Saudi Grand Mufti Urged to Support Religious Tolerance

Human Rights Watch

Saudi authorities on October 22, 2025, appointed a new Grand Mufti of Saudi Arabia who has demonized the country's Shia Muslim minority in past public written statements and comments, Human Rights Watch said today. Sheikh Saleh bin Abdullah bin Fawzan al-Fawzan was appointed Grand Mufti of Saudi Arabia, the country's highest religious official, and the chairman of the Council of Senior Scholars, Saudi Arabia's highest religious body, by royal decree based on a proposal by Crown Prince Mohammed bin Salman.

Saudi authorities have previously permitted government-appointed religious scholars and clerics to use hate speech to refer to religious minorities, particularly the country's Shia Muslim minority. Al-Fawzan has repeatedly referred to Shia Muslims in derogatory and discriminatory terms.

"While Sheikh Saleh al-Fawzan has previously promoted hate speech against Saudi Arabia's Shia Muslim minority, there is ample opportunity for him to change his tone in his new role as Grand Mufti and instead promote tolerance," said Joey Shea, Saudi Arabia researcher at Human Rights Watch. "Saudi authorities should follow through with their purported reforms by ending discrimination against religious minorities."
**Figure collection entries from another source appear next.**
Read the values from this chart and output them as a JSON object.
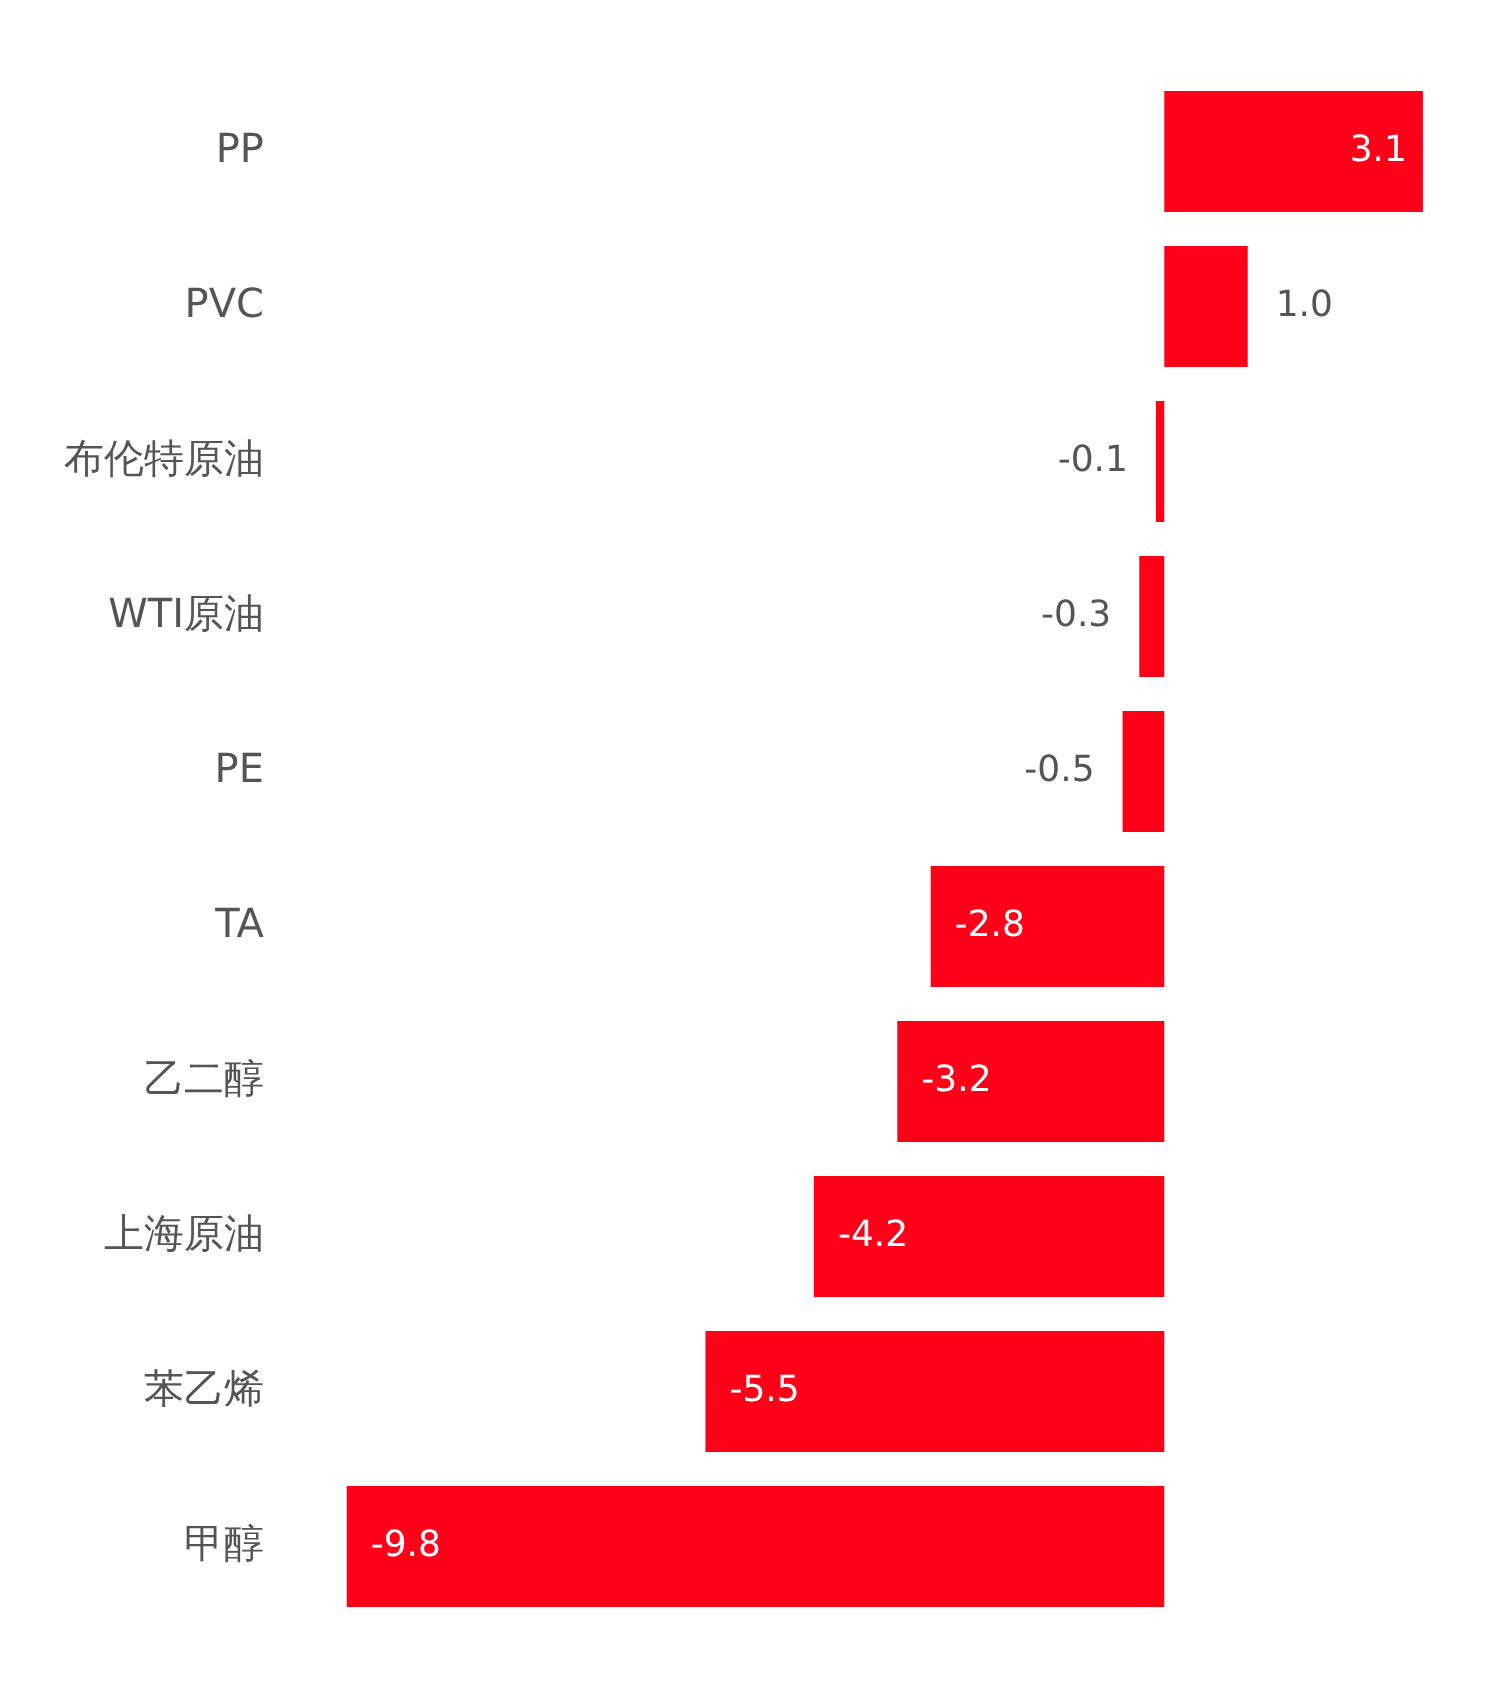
{
  "chart_data": {
    "type": "bar",
    "orientation": "horizontal",
    "legend": false,
    "grid": false,
    "value_labels": [
      "3.1",
      "1.0",
      "-0.1",
      "-0.3",
      "-0.5",
      "-2.8",
      "-3.2",
      "-4.2",
      "-5.5",
      "-9.8"
    ],
    "categories": [
      "PP",
      "PVC",
      "布伦特原油",
      "WTI原油",
      "PE",
      "TA",
      "乙二醇",
      "上海原油",
      "苯乙烯",
      "甲醇"
    ],
    "values": [
      3.1,
      1.0,
      -0.1,
      -0.3,
      -0.5,
      -2.8,
      -3.2,
      -4.2,
      -5.5,
      -9.8
    ],
    "color": "#ff0019"
  }
}
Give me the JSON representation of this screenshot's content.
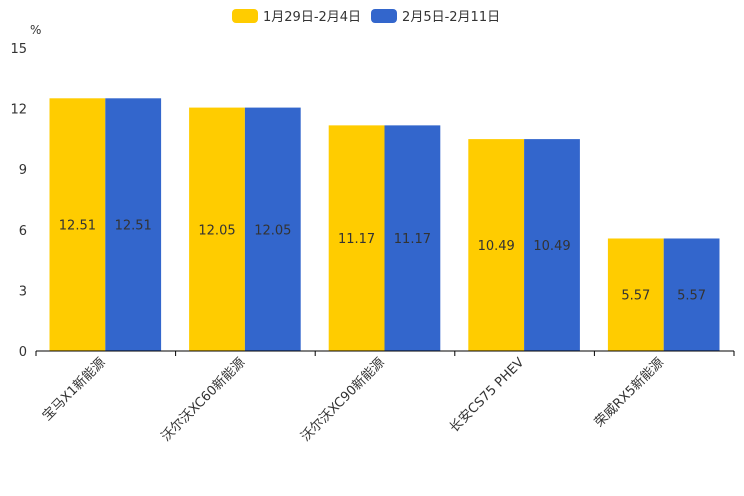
{
  "chart_data": {
    "type": "bar",
    "title": "",
    "xlabel": "",
    "ylabel": "%",
    "ylim": [
      0,
      15
    ],
    "yticks": [
      0,
      3,
      6,
      9,
      12,
      15
    ],
    "categories": [
      "宝马X1新能源",
      "沃尔沃XC60新能源",
      "沃尔沃XC90新能源",
      "长安CS75 PHEV",
      "荣威RX5新能源"
    ],
    "series": [
      {
        "name": "1月29日-2月4日",
        "color": "#FFCC00",
        "values": [
          12.51,
          12.05,
          11.17,
          10.49,
          5.57
        ]
      },
      {
        "name": "2月5日-2月11日",
        "color": "#3366CC",
        "values": [
          12.51,
          12.05,
          11.17,
          10.49,
          5.57
        ]
      }
    ],
    "legend_position": "top-center",
    "grid": false
  }
}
Saudi Arabia's Shia Muslim minority have long suffered systemic discrimination and violence by the government, and Saudi religious scholars' anti-Shia rhetoric has sometimes risen to the level of hate speech or incitement to hatred or discrimination, Human Rights Watch said. Given the influence and reach of these scholars, public anti-Shia statements are instrumental in Saudi Arabia's enforcement of a system of discrimination against Shia citizens.

Human Rights Watch has previously documented al-Fawzan demonizing Shia people, including while he was a member of the Council of Senior Scholars.

Many Sunni Saudi religious clerics have referred to Shia using derogatory terms such as rafidha or rawafidh, meaning "rejectionists," and stigmatize their beliefs and practices.

In one recorded question and answer session with al-Fawzan, a man asked whether it is permissible to call rafidha or Shia "our brothers." The sheikh responded, "They are not our brothers … rather they are brothers of Satan…. Whoever says they are our brothers must repent."

A Salafi website provides links to at least 11 anti-Shia statements that is says al-Fawzan has made over the years, in most of which he derides Shia as "unbelievers." In one, al-Fawzan states that Shia "lie about God, his prophet, and the consensus of Muslims … there is no doubt about the unbelief of these [people]."

Al-Fawzan's hate speech has not abated. In September 2023, he said that Jews, Christians, Shia, and rawafidh "are all enemies of Muslims." He has also derided women, apparently as recently as earlier in October, saying that "women are not independent" and that they are "weak and cannot manage [themselves]."

Saudi authorities have been carrying out executions at an unprecedented rate in 2025 without apparent due process, including many from the country's Shia minority. Abdullah al-Derazi and Jalal al-Labbad, both Shia, were executed this year after having been sentenced to death on terrorism charges related to participating in protests when they were children. The charges relate to protests in 2011 and 2012 against the treatment of Saudi Arabia's Shia population. Al-Derazi was 17 and al-Labbad just 15 at the time of their alleged offenses.

International human rights law requires governments to prohibit "[a]ny advocacy of national, racial or religious hatred that constitutes incitement to discrimination, hostility or violence."

"As the new Grand Mufti, al-Fawzan should publicly apologize for his previous discriminatory statements and herald a new era of religious tolerance for Shia Muslims in Saudi Arabia," Shea said.